When, after politely rapping at the door of the parlour, the three entered the room, they found the great actress in precisely the same attitude she had assumed for her last visitor. The dignity of her posture was not without its effect upon the young men. They were not quite so self-confident as they had been outside the door. Each of them looked at the other, so to speak; but somehow none of the three appeared to be fluent. They stood bowing politely, keeping close to the door.

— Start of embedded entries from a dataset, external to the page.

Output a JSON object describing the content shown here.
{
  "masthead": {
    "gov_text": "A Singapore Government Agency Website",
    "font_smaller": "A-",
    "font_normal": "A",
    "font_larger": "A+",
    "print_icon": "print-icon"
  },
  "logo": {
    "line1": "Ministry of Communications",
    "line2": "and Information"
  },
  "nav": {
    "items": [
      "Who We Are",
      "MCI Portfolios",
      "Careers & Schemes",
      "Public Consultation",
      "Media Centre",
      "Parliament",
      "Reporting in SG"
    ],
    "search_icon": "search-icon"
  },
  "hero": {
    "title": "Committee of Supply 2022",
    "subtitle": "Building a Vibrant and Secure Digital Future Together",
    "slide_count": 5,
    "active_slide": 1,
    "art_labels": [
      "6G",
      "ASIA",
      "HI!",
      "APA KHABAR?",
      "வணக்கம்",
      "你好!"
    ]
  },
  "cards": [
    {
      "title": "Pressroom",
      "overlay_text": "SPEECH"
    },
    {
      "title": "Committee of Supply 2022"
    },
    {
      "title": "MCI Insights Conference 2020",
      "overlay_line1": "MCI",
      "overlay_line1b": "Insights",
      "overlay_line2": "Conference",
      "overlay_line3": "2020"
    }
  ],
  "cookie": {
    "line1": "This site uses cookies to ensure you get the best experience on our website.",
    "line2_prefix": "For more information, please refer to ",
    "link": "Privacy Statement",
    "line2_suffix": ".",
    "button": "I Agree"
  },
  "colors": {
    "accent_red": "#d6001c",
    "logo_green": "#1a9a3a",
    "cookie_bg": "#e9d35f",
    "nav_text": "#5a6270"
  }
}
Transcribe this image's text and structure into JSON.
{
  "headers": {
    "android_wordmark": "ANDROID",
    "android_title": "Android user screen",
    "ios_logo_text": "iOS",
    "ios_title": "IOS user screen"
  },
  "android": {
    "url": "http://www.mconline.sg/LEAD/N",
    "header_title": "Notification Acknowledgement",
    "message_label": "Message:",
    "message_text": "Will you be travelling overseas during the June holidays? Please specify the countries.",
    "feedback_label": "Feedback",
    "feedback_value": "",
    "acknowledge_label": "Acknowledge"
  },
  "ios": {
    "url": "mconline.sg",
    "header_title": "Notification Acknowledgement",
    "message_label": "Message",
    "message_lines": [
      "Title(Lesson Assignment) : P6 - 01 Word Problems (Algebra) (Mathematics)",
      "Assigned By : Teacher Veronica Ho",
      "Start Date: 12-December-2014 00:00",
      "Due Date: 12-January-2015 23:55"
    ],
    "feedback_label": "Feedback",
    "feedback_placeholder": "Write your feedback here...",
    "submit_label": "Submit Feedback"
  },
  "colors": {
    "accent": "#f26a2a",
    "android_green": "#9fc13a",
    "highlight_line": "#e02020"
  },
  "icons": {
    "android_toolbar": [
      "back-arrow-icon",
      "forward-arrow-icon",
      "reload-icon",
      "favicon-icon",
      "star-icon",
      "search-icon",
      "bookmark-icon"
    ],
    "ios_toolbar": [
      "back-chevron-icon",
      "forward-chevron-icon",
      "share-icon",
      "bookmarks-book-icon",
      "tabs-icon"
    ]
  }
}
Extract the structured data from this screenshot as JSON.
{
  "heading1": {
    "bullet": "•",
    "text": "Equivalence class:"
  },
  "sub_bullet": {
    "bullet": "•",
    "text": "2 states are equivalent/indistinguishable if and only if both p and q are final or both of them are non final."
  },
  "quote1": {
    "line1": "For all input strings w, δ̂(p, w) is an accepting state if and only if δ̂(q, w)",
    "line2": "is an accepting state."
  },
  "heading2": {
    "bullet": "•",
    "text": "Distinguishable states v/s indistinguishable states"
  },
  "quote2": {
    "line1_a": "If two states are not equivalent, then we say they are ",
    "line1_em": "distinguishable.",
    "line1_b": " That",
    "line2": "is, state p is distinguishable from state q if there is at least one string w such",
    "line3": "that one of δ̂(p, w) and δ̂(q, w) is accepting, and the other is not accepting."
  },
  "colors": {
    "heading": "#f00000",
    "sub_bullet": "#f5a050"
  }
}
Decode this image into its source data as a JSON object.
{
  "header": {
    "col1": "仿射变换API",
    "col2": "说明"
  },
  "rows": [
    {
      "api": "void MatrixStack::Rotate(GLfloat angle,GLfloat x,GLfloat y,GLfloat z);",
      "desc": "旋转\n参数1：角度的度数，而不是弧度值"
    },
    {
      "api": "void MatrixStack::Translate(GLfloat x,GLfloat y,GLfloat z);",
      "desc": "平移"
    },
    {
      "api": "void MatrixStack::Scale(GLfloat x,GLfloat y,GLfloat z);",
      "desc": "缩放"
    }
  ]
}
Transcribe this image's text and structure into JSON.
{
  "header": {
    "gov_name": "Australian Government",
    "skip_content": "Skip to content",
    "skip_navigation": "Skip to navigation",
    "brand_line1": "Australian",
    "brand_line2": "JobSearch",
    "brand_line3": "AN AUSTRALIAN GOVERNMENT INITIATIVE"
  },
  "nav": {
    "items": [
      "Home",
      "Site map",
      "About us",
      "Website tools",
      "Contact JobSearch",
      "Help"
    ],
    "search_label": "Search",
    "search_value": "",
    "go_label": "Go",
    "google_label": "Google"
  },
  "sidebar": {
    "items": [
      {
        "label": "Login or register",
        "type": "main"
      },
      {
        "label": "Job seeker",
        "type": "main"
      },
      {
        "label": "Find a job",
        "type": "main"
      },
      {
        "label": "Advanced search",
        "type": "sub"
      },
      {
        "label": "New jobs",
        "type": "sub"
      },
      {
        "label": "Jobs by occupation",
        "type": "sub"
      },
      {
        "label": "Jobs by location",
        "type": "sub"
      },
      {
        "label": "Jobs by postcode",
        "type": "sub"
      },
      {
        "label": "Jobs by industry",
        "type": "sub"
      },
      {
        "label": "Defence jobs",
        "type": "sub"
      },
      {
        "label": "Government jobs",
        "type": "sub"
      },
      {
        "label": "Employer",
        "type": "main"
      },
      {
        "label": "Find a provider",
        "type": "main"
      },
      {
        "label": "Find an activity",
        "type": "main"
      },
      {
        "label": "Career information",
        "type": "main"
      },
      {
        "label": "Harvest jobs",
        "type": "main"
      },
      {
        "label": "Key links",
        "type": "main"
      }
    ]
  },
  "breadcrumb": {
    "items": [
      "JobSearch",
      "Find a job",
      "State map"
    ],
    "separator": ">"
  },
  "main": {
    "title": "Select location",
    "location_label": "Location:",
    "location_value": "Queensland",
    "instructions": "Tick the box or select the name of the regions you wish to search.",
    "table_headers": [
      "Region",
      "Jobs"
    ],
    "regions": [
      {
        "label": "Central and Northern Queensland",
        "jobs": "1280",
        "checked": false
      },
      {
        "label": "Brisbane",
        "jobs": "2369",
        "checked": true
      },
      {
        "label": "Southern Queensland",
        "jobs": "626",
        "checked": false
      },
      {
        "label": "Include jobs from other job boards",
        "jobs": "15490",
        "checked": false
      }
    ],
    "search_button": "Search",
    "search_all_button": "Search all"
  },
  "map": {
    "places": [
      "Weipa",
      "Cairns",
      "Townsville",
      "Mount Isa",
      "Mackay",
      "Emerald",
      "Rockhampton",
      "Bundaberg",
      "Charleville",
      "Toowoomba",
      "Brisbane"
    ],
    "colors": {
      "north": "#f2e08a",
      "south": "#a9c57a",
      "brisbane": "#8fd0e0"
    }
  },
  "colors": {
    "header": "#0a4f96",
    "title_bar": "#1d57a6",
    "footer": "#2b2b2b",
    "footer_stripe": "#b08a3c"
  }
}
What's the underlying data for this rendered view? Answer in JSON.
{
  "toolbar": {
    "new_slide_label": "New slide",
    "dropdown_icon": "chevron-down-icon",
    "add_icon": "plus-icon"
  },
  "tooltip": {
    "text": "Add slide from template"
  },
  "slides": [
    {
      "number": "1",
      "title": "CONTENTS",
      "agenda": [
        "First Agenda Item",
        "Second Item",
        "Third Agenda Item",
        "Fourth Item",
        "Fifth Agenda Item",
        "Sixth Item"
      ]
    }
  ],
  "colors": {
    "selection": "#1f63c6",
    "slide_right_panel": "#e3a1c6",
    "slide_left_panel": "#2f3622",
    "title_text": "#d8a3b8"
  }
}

“Who are these persons?” said Mrs. Siddons, as if uttering her thoughts. “Am I in a civilised country or not?”

“Madam,” said Blake, finding his voice, at last, when a slur was cast upon his country. “Madam, Ireland was the home of civilisation when the inhabitants of England were prowling the woods naked, except for a coat of paint.”

Mrs. Siddons sprang to her feet.

“Sir,” she cried, “you are indelicate as well as impertinent. You have no right to intrude upon me without warning.”

“The urgency of our mission is our excuse, madam,” said Blake. “The fact is, madam, to come to the point, the gentleman who visited you just now is our friend.”

“Your friend, sir, is a scoundrel. He grossly insulted me,” said Mrs. Siddons.

“Ah, 't is sorry I am to find you do n't yet understand the impulses of a warmhearted nation, madam,” said Blake, shaking his head. “The gentleman came to compliment you on your acting, and yet you drove him from your door like a hound. That, according to our warmhearted Irish ways, constitutes an offence that must be washed out in blood—ay, blood, madam.”

“What can be your meaning, sir?”

“I only mean, madam, that your husband, whom we all honour on account of the genius—we do n't deny it—the genius and virtue of his wife, will have to meet the most expert swordsman in Ireland in the Phonix Park in the morning, and that Sarah Siddons will be a widow before breakfast time.”